Cony foi uma máquina de escrever, uma arma. Foi a caneta afiada que sangrou a ditadura militar com seus textos nos jornais. Foi sarcástico no jornalismo e em seus livros. Mas principalmente foi um dos melhores ficcionistas que o Brasil já teve. Criativo demasiadamente, a ponto de deixar romances premiados e literatura de primeira num país que valoriza bundas na TV e músicas ruins que são pagas para tocar nas rádios. Cresceu nessa mídia sendo destaque e diferenciado. Pouca gente sabe (ou se lembra) que fez capas histórias da revista Manchete, que era amigo de Adolpho Bloch e biógrafo oficial do ex-presidente Juscelino Kubitschek, que ‘herdou’ a mega sala-suíte de JK no prédio da Manchete no Flamengo, que criou e escreveu as novelas Kananga do Japão e Dona Beija (ah, Maitê Proença…), sucessos na TV dos anos 80; e que sua famosa cadelinha Mila era de Bloch. (Num domingo, Cony o visitou na serra do Rio, desceu de carro e quando abriu a porta, em casa, a cadela pulou do carro em seu colo. Ela ‘abandonara’ o dono por Cony. O escritor viu nisso um grande ato de amor e pediu para ficar com o animal).

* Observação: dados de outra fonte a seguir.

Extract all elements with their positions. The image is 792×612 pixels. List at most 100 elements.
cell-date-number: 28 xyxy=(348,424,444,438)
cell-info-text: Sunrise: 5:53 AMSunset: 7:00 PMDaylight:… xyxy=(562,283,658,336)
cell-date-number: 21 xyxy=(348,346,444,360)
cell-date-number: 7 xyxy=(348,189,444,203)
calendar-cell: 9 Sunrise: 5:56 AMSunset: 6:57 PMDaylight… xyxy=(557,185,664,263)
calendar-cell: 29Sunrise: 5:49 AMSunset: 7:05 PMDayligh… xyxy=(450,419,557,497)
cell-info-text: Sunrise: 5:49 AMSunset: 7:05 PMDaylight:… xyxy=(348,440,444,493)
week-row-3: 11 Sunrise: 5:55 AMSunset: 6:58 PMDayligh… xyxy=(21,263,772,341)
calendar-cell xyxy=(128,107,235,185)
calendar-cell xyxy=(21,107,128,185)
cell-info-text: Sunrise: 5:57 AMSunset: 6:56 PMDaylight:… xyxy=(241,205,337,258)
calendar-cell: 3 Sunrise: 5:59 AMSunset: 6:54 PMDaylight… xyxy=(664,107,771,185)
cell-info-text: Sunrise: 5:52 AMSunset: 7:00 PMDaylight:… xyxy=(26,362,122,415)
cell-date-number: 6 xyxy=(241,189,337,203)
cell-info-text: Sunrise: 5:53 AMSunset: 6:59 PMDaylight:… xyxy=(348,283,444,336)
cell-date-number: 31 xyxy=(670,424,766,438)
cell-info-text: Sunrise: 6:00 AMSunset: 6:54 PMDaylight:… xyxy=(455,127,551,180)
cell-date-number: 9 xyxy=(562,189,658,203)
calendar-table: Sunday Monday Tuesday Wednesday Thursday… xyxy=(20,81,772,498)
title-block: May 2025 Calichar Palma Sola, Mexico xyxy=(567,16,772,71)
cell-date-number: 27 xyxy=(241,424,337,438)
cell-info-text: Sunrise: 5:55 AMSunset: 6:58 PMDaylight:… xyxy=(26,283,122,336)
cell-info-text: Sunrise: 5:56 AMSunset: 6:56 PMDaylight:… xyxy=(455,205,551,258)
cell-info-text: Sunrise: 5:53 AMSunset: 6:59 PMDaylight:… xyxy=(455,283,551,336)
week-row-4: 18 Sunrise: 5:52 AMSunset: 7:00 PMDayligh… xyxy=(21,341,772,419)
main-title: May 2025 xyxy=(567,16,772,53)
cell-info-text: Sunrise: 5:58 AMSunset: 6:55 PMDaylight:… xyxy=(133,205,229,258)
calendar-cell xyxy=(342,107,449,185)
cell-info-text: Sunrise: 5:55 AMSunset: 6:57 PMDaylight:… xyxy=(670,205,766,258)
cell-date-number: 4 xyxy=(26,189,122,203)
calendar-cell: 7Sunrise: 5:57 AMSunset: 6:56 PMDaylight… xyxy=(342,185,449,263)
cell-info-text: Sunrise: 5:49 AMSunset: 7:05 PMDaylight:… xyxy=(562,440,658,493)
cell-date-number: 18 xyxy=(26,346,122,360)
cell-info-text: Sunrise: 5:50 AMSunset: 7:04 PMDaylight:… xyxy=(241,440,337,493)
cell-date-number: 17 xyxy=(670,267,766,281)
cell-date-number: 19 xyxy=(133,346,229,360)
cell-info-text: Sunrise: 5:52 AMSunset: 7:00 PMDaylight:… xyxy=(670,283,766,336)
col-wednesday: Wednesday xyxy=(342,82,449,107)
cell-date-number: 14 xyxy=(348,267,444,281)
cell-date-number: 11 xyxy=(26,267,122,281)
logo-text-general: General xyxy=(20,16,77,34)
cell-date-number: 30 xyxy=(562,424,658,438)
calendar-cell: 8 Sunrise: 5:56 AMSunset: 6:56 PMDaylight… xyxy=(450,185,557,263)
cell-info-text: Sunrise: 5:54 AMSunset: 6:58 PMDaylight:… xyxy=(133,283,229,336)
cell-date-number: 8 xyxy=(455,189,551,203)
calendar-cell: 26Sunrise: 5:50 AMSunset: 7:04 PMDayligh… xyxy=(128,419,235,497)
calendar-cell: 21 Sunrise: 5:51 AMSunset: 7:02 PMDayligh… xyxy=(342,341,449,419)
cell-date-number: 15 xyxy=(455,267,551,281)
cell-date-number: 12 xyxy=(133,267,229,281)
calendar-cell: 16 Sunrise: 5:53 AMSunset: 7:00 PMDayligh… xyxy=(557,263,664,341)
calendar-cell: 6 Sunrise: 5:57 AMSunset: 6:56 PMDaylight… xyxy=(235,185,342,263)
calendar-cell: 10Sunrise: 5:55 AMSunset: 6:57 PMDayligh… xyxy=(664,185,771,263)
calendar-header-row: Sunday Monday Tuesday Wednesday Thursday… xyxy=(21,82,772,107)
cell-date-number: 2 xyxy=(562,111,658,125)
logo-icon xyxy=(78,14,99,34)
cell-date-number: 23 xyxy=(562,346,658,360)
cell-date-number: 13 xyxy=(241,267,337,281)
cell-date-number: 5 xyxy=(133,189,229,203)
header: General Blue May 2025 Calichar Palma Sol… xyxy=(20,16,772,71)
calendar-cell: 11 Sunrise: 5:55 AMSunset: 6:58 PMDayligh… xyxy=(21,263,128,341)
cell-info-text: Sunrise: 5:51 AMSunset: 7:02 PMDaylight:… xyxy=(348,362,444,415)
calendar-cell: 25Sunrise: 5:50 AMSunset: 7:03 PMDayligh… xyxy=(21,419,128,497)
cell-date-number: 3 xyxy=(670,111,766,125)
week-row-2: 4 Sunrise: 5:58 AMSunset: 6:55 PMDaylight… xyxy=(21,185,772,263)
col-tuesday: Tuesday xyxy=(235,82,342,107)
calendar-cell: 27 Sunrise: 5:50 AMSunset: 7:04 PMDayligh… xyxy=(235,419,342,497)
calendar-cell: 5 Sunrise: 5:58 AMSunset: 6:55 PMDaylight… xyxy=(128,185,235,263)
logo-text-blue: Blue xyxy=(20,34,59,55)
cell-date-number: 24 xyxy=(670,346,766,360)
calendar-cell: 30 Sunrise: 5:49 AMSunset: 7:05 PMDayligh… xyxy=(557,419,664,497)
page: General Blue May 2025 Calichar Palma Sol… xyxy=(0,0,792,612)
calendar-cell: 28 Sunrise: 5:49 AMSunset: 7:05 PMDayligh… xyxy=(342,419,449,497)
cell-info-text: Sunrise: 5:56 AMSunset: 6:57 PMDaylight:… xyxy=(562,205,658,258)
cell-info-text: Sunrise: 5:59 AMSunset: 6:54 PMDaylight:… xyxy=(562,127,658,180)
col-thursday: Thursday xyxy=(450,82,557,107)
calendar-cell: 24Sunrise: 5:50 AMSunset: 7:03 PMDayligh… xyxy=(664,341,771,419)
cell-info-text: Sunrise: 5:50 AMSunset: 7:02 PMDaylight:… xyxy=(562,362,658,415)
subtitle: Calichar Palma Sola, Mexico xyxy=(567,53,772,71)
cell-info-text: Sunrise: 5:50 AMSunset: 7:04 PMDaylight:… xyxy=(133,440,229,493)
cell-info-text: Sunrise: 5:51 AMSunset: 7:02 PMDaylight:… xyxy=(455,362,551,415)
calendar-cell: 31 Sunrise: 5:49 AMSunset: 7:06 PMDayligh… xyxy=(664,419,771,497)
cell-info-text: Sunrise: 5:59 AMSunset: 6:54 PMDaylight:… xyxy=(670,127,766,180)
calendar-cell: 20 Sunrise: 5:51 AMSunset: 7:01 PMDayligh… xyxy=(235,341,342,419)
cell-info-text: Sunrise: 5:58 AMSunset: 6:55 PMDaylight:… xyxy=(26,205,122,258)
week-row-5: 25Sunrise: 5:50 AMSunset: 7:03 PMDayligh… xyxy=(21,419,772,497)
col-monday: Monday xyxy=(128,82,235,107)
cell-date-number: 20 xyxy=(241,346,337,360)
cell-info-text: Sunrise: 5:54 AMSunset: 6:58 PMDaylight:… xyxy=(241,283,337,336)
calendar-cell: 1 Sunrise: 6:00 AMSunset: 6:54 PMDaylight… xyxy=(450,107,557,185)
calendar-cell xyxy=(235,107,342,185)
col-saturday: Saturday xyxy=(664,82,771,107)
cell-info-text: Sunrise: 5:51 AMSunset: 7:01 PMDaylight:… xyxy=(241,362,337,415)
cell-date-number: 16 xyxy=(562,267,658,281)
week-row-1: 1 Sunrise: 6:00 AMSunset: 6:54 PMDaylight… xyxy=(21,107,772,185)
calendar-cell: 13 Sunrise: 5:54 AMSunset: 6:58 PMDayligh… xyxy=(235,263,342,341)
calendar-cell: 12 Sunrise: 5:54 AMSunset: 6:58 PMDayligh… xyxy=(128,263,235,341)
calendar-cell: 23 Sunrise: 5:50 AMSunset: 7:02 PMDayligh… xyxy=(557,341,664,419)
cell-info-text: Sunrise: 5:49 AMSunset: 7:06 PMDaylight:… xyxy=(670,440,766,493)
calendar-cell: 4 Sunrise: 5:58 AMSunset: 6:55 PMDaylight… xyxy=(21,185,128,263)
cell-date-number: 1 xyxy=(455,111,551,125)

Cony gostava de se esconder, e atendia a entrevistas por dever do ofício que o catapultou ao sucesso involuntário, e por respeito aos colegas jornalistas. Mas sempre quis fugir do mundo; até em sua morte preferiu o anonimato – sem cerimônias, homenagens. Partiu quieto e silencioso como gostaria. Mas pela grande figura que se tornou, deixou um rastro ensurdecedor em todas as almas que conheceram seu trabalho. E nas que vão conhecer.
*Leandro Mazzini. Escritor, jornalista, pós-graduado em Ciência Política pela UnB, editor da Coluna Esplanada.